I’m thinking about writing a book on Trust Metrics, or maybe about Trust Metrics and Recommender Systems. (I need to write my PhD thesis anyway so if I can get it published, this is a plus). Well, a search inside-books on Amazon for “trust metric” reveals this is not a too covered topic. Good. Do you have any suggestion? Publisher, topics, whatever. Anyway being able to search inside (almost) every book in one second is astonishing, sometimes I forget about how astonishing the Web is…

Patenting the obvious: Google and how much a news source is trusted

Google had filed a patent for “ranking news according to quality (or at least NewScientist says so, I didn’t check).
The database will be built by continually monitoring the number of stories from all news sources, along with average story length, number with bylines, and number of the bureaux cited, along with how long they have been in business. Google’s database will also keep track of the number of staff a news source employs, the volume of internet traffic to its website and the number of countries accessing the site. Google will take all these parameters, weight them according to formulae it is constructing, and distil them down to create a single value. This number will then be used to rank the results of any news search.
So can you patent something so obvious? It is as trivial as “I take 2 parameters (how many words you say per minute and your height) and I do a weighted sum on them”. Can it be reasonable that you patent weighted sums of A and B?
This is why we should say nosoftwarepatents.com.
Moreover the idea that FoxNews is a “trusted” source because many people visit its site is really bad for me. This is what I call a global trust metric. If I tell Google that I trust Indymedia, then I should receive personalized results (personalized in the sense that the weight given to FoxNews is 0!).
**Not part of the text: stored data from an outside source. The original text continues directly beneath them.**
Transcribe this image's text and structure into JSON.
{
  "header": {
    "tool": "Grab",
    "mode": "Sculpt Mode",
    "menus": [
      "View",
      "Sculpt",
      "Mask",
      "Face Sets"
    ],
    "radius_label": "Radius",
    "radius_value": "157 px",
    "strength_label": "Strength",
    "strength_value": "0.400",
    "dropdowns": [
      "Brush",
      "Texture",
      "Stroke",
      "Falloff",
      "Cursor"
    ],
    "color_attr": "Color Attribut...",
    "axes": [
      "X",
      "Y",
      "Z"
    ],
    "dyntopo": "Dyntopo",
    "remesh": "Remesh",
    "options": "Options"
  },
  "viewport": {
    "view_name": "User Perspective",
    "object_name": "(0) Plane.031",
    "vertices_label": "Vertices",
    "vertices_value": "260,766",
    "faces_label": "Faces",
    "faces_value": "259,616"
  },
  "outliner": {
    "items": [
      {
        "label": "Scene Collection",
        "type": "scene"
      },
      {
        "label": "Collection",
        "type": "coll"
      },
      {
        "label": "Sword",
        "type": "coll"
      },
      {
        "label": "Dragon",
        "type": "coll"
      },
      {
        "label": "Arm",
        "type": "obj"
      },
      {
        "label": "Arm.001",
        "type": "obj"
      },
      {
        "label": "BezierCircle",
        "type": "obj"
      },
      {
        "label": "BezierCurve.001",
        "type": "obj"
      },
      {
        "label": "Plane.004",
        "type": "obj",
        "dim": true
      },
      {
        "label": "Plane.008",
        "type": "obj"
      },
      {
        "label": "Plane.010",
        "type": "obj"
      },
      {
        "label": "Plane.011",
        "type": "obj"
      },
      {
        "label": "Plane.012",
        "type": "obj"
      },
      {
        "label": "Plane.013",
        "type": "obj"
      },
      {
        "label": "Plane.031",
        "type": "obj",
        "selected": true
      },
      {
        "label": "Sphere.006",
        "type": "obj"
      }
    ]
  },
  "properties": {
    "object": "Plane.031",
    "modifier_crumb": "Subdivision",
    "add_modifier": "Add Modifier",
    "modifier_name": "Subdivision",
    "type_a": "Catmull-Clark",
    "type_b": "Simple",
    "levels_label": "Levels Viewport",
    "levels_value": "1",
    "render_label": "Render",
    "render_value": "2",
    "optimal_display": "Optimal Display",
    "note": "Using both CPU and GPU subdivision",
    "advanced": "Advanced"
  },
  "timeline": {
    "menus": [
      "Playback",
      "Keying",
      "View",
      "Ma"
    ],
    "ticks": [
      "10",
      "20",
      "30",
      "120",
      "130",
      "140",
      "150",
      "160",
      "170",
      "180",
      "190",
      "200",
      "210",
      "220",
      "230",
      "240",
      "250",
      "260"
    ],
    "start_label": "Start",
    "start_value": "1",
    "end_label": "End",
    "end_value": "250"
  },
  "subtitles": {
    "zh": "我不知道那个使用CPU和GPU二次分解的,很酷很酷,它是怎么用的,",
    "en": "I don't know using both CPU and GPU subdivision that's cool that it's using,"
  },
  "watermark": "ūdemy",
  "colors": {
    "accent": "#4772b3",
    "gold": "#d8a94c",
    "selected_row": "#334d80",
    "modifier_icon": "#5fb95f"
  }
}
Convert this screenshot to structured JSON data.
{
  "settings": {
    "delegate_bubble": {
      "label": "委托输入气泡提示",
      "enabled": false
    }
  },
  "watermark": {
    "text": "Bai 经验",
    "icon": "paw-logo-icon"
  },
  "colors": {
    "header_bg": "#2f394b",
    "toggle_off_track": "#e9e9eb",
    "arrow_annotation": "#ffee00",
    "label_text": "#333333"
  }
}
Contact me if you’ll be in Trieste next week for the School on Structure and Function of Complex Networks.

I’ll be in Trieste at the Abdus Salam ICTP (Unesco funded school) during next 2 weeks (16 – 28 May 2005) for the School and Workshop on Structure and Function of Complex Networks (i was advertising about it time ago and I got accepted). I’m so excited. The list of speakers is simply great (see below) and there are participants from all over the world, in fact “Although the main purpose of the Centre is to help research workers from developing countries, a limited number of students and post-doctoral scientists from developed countries are also welcome to attend.“.
If you happen to be there and want to discuss a bit about blogosphere, trust, reputation, social software, social networks, languages, globalization, … just whatever, please contact me!
Continue reading

My first Firefox extension: SemanticLinks

For the previously mentioned paper, I created a small Firefox extension called SemanticLinks. The purpose? Showing VoteLinks, rel=”nofollow” and information about the linked resource by appending a small icon near the link text (anchor text). SemanticLinks is a simple change of TargetAlert to which I just added a 1%. You can find more information about SemanticLinks and how to install it on the SemanticLinks page. You might also want to see some screenshots.